# Perfectly elastic demand

There is talk of perfectly elastic demand when a change in the price, regardless of its proportion, corresponds to astronomical variation in the quantity demanded.

Generally, for goods with this type of elasticity, consumers are not willing to pay more than a certain price, regardless of the quantity demanded. There are economic goods that, at a given price, their demand practically tends to infinity.

Look at the graph in the previous figure. The demand curve is displayed as a horizontal line at its price. This form of the demand curve tells us that the quantity demanded tends to infinity before any variation in its price. So that for any good with this elasticity its demand quantity will be infinitely sensitive to any price variation.

If the price of a given good with this type of elasticity passes, for example, from 10 to 12 euros, it would result in a fall to zero in its demand. Conversely, if the price went from 10 to 8 euros, it would result in a demand current classified as infinite.

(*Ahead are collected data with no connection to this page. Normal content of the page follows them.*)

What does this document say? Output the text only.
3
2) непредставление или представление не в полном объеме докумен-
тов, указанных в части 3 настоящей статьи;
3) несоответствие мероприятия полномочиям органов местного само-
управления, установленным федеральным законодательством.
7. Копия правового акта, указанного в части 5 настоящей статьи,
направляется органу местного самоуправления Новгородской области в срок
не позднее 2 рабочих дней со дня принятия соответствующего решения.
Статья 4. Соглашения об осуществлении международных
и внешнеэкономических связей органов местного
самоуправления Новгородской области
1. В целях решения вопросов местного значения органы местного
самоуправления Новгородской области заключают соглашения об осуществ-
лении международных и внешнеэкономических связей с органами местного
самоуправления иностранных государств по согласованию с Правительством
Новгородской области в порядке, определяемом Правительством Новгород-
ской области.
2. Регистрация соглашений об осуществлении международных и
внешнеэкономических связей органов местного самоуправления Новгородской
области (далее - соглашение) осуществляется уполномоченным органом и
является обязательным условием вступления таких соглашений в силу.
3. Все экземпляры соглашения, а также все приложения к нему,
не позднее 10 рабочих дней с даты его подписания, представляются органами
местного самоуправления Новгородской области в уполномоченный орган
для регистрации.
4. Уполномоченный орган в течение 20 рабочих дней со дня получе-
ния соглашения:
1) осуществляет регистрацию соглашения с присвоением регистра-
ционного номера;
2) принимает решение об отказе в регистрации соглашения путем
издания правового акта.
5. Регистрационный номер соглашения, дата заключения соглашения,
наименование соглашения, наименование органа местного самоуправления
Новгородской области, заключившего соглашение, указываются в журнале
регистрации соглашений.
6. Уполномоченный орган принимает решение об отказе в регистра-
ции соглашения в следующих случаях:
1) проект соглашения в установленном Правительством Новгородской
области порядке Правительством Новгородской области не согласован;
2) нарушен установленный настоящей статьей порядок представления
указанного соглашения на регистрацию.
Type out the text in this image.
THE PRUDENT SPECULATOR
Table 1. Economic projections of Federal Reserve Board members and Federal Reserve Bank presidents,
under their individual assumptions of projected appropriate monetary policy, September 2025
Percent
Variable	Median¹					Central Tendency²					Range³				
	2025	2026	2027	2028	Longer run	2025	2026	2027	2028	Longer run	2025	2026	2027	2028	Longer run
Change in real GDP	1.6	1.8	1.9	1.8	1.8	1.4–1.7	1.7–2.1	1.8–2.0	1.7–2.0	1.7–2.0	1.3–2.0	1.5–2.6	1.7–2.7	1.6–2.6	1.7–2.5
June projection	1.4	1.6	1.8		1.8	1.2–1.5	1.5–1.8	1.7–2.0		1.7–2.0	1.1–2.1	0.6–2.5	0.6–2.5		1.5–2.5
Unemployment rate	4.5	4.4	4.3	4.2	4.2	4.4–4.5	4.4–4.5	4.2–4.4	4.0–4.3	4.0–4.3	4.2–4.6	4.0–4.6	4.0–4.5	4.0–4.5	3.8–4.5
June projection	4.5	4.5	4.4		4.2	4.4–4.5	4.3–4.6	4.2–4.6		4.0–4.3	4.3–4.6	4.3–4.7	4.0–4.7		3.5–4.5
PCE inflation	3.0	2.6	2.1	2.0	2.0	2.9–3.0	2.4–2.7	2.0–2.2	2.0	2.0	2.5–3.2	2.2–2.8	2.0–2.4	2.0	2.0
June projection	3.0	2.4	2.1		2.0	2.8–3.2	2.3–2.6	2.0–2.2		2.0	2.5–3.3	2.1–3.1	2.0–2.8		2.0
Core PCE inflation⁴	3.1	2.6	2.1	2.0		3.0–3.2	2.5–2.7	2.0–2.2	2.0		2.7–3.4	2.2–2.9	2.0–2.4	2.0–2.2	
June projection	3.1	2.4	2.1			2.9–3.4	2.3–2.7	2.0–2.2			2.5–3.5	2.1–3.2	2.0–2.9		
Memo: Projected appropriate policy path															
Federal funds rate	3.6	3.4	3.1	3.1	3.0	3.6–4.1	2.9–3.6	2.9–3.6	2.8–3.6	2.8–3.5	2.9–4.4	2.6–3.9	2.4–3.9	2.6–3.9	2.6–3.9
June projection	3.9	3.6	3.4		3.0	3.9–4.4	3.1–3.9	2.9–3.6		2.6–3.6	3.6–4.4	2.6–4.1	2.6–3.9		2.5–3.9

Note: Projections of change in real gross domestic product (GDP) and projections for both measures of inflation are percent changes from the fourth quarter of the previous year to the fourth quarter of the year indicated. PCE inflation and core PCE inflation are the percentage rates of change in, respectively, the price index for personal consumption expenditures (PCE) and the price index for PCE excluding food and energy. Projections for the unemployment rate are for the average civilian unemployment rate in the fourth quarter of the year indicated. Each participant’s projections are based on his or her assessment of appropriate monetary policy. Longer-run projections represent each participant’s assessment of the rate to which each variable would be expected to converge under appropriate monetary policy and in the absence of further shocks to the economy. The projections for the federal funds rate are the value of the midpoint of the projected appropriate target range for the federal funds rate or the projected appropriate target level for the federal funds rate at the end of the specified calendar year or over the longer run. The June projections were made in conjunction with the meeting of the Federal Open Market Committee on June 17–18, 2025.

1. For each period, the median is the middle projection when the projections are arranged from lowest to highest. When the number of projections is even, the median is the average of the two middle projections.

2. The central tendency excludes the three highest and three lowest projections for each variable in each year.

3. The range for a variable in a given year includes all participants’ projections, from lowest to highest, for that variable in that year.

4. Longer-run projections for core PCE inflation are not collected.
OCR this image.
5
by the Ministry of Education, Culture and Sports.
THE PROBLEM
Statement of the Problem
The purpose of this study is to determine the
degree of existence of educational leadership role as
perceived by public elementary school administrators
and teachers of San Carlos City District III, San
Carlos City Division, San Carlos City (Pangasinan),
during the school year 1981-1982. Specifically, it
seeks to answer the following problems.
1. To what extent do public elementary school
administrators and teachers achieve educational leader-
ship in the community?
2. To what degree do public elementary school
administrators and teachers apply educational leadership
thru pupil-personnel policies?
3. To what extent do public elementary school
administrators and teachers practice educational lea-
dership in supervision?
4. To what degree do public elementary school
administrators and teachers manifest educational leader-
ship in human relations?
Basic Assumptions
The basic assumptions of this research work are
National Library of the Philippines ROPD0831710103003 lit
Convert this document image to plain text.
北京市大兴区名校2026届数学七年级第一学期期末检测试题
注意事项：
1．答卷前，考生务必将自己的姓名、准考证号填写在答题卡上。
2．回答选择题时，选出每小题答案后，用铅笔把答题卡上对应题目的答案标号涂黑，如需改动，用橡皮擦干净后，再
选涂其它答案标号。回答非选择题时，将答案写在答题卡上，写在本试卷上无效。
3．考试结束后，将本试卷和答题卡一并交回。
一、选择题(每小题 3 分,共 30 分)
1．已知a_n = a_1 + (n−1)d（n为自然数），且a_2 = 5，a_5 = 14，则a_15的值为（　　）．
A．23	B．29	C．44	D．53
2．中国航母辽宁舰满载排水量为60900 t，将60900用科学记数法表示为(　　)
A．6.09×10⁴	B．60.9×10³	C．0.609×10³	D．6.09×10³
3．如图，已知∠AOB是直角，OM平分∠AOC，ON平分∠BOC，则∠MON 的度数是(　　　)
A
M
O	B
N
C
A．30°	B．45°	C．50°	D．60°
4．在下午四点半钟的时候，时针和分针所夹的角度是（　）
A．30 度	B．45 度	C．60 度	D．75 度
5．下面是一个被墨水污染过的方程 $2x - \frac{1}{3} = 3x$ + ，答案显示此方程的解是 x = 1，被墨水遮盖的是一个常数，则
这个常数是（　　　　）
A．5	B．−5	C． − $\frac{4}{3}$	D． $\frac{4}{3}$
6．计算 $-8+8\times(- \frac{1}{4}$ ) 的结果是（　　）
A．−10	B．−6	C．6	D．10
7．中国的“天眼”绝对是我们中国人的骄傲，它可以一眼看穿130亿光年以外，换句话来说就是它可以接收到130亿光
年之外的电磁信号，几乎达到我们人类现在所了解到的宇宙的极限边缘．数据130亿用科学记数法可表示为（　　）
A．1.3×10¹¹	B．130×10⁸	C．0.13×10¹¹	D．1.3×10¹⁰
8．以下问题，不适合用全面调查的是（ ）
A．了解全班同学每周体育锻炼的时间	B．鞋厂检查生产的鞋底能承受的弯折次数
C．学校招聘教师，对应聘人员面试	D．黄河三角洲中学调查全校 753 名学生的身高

## Example of goods with perfectly elastic demand

Outside of economic theory, it is difficult to find goods that perfectly meet the characteristic of this type of elasticity. However, as a typical case for the case, some goods that have this elasticity can be cited.

• Phone
• Drinking water
• Sale of fruits
• Sale of vegetables

The reality is that in the face of this type of goods, when the price drops, consumers feel strongly encouraged to continually consume large quantities of them. Meanwhile, given the increase in price, consumers feel greatly discouraged to reduce their consumption vertiginously.

Companies that sell this type of goods are in a perfect competition market. As this type of market is made up of a large number of small businesses, of which none can influence the price, the consumer is incredibly motivated by the price.

If a firm decides to raise the price it will receive consumer rejection, making its sale fall to zero. Thus, a firm cravingly decided to lower the price, consumers could sue until they reach amounts that the firm would not be able to produce.

## Formula for perfectly elastic elasticity

To determine if we are facing a good with perfectly elastic demand, the following formula is used:

## Example of calculation with perfectly elastic demand

Statistical data reflect that the price of apples has remained at 10 euros since December last year. However, its demand increased from 20 to 27 million in December this year.